La resolución de la Junta Central     
 
 ABC.    15/05/1982.  Páginas: 1. Párrafos: 8. 

OPINIÓN

SÁBADO 15-5-82

La resolución de la Junta Central

La resolución de la Junta Electoral Central, sobre la participación de la Confederación de Empresarios

CEA en la campaña electoral andaluza, contiene interesantes matizaciones que no permiten interpretarla

como decisión contrapuesta a derechos constitucionales que son patrimonio de todos y también, por lo

tanto, de las confederaciones empresariales.

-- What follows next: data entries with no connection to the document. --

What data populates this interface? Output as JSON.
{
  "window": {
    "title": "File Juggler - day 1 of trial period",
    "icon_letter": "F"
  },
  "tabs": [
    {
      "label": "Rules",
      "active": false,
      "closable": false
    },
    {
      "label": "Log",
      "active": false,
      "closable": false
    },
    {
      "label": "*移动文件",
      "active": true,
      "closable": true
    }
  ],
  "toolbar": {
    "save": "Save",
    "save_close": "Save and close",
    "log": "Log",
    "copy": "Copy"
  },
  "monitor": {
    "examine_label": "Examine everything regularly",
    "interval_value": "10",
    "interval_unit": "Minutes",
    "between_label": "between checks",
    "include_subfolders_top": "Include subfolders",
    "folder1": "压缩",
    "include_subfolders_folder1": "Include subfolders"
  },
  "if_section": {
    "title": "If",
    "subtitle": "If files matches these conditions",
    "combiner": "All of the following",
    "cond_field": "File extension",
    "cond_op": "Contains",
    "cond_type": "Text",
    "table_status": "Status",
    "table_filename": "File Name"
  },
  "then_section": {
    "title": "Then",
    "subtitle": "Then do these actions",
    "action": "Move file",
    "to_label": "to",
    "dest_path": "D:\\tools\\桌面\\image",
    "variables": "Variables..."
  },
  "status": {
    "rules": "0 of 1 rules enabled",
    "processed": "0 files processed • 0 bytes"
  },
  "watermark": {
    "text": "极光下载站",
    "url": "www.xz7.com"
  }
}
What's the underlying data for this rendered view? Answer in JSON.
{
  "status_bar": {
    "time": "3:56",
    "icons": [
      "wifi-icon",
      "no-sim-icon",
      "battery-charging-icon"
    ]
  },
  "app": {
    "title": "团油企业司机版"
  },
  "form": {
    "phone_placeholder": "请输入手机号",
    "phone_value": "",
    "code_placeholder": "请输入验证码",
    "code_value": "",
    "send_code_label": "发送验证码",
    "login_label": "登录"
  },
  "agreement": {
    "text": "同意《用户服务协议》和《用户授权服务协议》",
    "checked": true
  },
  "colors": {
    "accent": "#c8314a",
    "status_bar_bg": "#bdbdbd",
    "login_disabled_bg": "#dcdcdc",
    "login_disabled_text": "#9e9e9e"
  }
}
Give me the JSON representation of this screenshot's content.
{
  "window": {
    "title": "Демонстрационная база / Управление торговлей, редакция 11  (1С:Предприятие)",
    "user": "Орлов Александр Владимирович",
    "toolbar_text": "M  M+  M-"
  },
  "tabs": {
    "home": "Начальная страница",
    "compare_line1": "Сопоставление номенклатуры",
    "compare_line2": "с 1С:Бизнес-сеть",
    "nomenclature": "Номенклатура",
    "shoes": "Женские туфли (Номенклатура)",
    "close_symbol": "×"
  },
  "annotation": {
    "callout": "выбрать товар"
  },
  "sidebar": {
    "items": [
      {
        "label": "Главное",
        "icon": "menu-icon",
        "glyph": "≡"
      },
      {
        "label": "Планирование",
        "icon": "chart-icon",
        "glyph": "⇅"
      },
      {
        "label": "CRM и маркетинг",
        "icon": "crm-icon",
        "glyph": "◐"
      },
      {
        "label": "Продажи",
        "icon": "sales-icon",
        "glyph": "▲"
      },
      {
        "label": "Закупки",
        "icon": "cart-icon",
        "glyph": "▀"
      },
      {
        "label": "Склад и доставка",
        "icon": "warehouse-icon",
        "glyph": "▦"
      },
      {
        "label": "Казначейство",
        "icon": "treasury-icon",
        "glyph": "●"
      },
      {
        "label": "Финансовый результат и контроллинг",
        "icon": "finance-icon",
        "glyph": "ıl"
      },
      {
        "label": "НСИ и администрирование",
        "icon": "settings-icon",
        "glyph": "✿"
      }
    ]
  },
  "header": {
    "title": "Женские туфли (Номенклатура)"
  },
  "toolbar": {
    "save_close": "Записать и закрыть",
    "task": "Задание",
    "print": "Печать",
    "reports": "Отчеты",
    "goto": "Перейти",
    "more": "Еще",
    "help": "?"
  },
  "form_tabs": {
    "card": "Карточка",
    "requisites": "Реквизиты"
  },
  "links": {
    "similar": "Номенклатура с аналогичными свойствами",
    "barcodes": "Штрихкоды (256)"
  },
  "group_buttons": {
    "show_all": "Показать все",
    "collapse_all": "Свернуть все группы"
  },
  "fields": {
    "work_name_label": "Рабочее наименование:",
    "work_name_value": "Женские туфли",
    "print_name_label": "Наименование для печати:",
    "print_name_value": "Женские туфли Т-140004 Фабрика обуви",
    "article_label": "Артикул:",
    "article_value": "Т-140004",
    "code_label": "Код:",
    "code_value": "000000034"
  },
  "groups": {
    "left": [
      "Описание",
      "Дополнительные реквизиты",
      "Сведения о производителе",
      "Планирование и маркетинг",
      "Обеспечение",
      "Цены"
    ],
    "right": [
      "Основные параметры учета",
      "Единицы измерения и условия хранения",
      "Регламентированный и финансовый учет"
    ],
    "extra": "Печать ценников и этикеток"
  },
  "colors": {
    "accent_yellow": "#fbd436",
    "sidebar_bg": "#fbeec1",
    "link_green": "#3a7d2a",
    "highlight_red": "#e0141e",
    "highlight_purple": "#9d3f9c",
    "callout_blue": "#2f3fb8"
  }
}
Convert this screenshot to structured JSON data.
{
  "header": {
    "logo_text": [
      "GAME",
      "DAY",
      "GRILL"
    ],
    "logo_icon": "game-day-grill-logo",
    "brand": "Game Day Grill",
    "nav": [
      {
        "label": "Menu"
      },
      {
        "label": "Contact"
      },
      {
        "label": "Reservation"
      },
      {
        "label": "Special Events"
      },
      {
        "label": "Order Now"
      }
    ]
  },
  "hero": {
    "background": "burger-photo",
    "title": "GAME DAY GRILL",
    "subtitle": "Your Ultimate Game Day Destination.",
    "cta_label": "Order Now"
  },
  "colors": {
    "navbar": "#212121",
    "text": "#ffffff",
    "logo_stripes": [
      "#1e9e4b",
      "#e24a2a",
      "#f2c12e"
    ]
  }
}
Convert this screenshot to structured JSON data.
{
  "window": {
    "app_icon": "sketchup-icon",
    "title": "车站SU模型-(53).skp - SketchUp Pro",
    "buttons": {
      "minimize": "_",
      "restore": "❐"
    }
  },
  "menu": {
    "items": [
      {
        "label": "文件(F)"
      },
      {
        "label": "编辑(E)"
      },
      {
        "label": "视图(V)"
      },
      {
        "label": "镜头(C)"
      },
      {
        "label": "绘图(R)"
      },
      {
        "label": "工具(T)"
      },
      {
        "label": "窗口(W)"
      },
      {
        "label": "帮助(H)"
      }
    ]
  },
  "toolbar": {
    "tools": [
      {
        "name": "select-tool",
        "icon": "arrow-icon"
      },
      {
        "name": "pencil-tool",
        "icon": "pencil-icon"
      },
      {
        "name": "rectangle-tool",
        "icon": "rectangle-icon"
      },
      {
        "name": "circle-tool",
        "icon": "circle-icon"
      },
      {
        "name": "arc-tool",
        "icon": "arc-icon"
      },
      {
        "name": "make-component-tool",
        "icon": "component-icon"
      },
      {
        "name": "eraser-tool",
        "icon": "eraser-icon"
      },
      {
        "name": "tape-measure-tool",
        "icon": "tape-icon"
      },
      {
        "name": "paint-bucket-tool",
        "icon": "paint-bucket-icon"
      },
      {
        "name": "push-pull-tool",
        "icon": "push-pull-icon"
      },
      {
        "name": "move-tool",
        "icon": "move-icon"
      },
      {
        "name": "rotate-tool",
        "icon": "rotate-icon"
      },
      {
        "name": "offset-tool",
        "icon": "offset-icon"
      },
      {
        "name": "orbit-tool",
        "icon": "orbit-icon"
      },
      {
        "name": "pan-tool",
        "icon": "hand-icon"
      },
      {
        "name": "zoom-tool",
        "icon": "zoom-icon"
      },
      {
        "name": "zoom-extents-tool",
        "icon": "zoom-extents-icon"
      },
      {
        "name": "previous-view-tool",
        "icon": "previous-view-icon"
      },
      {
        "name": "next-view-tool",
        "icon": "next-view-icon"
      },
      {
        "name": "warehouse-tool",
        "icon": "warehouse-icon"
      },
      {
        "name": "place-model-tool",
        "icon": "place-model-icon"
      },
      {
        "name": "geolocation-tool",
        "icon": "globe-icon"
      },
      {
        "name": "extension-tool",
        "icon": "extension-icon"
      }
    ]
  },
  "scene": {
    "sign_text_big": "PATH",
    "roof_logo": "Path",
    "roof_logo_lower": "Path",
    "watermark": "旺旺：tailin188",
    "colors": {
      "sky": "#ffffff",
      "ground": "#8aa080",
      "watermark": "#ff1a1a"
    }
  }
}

La resolución requiere a la CEA para que se abstenga de actos propagandísticos «en los que se pida el

voto para opción política alguna o en contra de partido político cualquiera, y singularmente en contra del

Partido Socialista Obrero Español». La matización que este párrafo expresa parece clara a nuestro juicio:

se veda la petición de voto a favor o en contra de partidos políticos, pero no se prohibe la expresión de

ideas a favor o en contra de modelos económicos o de teorías políticas. Entendemos así que la CEA, por

ejemplo, no puede, no está legitimada, para incitar al electorado por ningún medio (carteles, discursos,

octavillas, manifiestos, etc.) a votar contra un partido determinado, singularmente contra el Socialista.

Pero entendemos igualmente que la CEA podrá, por cualquier medio de comunicación, seguir afirmando

públicamente, aunque se esté desarrollando una campaña electoral en Andalucía, que defiende la

propiedad privada de los medios de producción, que es contraria a las nacionalizaciones, que es partidaria

de las libertades económicas porque conducen a mayor bienestar colectivo y son base imprescindible para

el ejercicio efectivo de las libertades políticas... Y en fin, entendemos que la CEA no puede decir que no

se vote al PSOE, pero puede decir que su ideología no es socialista, o marxista, o comunista.

Si estamos equivocados, si enfocamos con óptica torcida o estrábica el asunto, deberemos proceder a la

segunda o la tercera lectura de la Constitución, que se aprueba, por cierto, casi dos años después del real

decreto de marzo de 1977, en cuya normativa se basa la resolución de la Junta Electoral Central.

Como suele ocurrir normalmente en la pugna política, también en este episodio electoral una de las partes

tira por elevación. Se ha escrito ya que las elecciones andaluzas no son más que un ensayo de las futuras

elecciones legislativas. No es arriesgado suponer entonces que la intención última de los dos partidos que

han iniciado el procedimiento para limitar, o anular, la acción de la organización empresarial en

Andalucía no es otra que privar, si posible fuere, a los empresarios de voz en las próximas elecciones

generales.

Este es, sin duda, el meollo de la cuestión. Porque a falta sólo de una semana para la votación en

Andalucía es evidente que todas las bazas están ya jugadas allí. Y si de un lado se piensa que la CEA se

ha equivocado —y no defendemos en modo alguno ciertos excesos gráficos—, desde otro lado parece

también equivocación notable la de los partidos, singularmente el PSOE, que aparecen en el episodio

ejerciendo la intolerancia y la censura incapaces de encajar agresividades no mayores de las que alguno

de sus líderes ha dedicado públicamente a sus adversarios, desde la CEA al partido de UCD.

Aunque la vigencia de una ley electoral anacrónica, como decíamos ayer, pero vigente desde luego, haya

permitido al PSOE la matizada victoria en su denuncia a las actividades electorales de la Confederación

de Empresarios Andaluces, cualquier demócrata —de las democracias que no son las llamadas

populares— puede sentir hoy inquietud o alarma ante un futuro regido desde el Gobierno por un partido

que procura silenciar las opiniones contrarias a él. ¿Por qué no podríamos decir, por ejemplo, que

escribimos preocupados por la posibilidad de que se nos requiera para no expresar en el periódico ideas

que puedan restar votos a un partido concreto? Entre unas cosas y otras, si el gusano y la manzana eran

asunto sólo destinado al conocimiento de los andaluces, ahora lo conoce toda España. Efecto

multiplicador de las polémicas políticas, ante las cuales siempre es mucho menor el grado de abstención

de los espectadores que la abstención ante las urnas. La Junta Electoral Central ha aplicado, cómo es su

deber, la legislación vigente. Y ha redactado su resolución con precisiones que no deben ser marginadas.